16. A system comprising one or more processors and memory operably coupled with the one or more processors, wherein the memory stores instructions that, in response to the execution of the instructions by one or more processors, cause the one or more processors to perform operations including:

identifying a trained neural network including one or more parameters based on a specification of a pipeline element within a pipeline, the pipeline element corresponding to one or more operations executable by a central processing unit (CPU), the pipeline corresponding to a runtime environment having a low latency, the trained neural network generating a predicted output corresponding to a baseline output of the pipeline element in the runtime environment;

sending an input associated with the pipeline to the trained neural network in the runtime environment; and

generating the predicted output associated with the pipeline in the runtime environment based on the trained neural network, the trained neural network corresponding to one or more operations executable by the CPU.

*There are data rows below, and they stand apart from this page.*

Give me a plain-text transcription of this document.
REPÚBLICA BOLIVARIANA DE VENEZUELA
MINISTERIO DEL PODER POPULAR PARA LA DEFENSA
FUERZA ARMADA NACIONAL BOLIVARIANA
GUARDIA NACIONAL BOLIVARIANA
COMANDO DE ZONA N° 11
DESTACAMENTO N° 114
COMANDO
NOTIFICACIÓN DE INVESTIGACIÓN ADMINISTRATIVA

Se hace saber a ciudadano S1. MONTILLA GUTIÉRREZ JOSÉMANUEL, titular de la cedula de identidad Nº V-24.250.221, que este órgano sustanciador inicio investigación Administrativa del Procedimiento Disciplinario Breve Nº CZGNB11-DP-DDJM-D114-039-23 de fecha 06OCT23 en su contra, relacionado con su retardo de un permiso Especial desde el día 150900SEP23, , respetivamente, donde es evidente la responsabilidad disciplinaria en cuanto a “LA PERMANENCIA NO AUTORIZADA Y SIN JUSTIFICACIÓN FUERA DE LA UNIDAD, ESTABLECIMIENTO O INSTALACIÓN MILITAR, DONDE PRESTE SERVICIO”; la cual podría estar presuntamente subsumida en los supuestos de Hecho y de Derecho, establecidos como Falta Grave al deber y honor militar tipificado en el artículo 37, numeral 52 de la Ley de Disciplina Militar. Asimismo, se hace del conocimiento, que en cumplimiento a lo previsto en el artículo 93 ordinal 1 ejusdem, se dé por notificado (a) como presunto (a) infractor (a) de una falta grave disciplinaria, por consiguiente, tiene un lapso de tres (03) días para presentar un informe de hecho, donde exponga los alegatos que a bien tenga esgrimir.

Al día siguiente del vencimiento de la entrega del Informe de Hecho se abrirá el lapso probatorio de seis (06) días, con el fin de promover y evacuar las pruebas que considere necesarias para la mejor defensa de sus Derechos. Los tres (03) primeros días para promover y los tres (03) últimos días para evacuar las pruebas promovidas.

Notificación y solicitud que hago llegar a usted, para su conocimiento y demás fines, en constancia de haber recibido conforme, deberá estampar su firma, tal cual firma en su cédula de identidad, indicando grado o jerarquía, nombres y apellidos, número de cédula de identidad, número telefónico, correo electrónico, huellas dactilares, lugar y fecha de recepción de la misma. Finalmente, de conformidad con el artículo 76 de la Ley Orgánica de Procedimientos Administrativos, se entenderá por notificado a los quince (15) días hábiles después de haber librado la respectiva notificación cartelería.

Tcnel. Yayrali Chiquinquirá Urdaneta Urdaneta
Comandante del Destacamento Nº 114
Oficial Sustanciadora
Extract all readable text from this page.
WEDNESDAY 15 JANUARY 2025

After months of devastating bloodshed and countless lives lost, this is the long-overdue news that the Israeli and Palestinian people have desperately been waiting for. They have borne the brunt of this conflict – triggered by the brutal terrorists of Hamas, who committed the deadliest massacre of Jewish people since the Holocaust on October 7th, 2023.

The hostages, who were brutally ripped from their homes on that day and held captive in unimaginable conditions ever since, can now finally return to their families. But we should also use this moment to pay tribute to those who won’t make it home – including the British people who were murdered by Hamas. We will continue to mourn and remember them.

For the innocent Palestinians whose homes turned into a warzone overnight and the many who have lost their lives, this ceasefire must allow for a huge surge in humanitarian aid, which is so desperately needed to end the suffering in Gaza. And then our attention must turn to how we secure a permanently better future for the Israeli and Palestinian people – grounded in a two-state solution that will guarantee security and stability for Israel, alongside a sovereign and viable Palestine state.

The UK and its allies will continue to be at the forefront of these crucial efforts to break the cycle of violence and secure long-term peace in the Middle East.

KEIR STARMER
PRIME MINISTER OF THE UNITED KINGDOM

17. The system of claim 16, wherein the operations further comprise:

determining a plurality of threads asynchronously invoking the trained neural network in the runtime environment;

for a respective one of the plurality of threads asynchronously invoking the trained neural network in the runtime environment, normalizing an input of the respective one of the plurality of threads before sending the input to the trained neural network in the runtime environment; and

independently inferring the trained neural network based on the input of the respective one of the plurality of threads to generate a predicted output, a batch size of the input of the respective one of the plurality of threads including one or more elements of data.

18. The system of claim 16, wherein the operations further comprise:

converting one or more weights of the trained neural network into one or more static matrices; and

at least partially replacing the pipeline element in the runtime environment with the trained neural network by importing the one or more static matrices into the runtime environment.

19. The system of claim 18, wherein the operations further comprise:

inferring, using the one or more static matrices and one or more CPU-based libraries, the trained neural network as a series of matrix multiplication operations and parallelized activation evaluations executable by the CPU.

20. The system of claim 19, wherein the one or more CPU-based libraries enable vectorization of the series of matrix multiplication operations and the parallelized activation function evaluations executable by the CPU.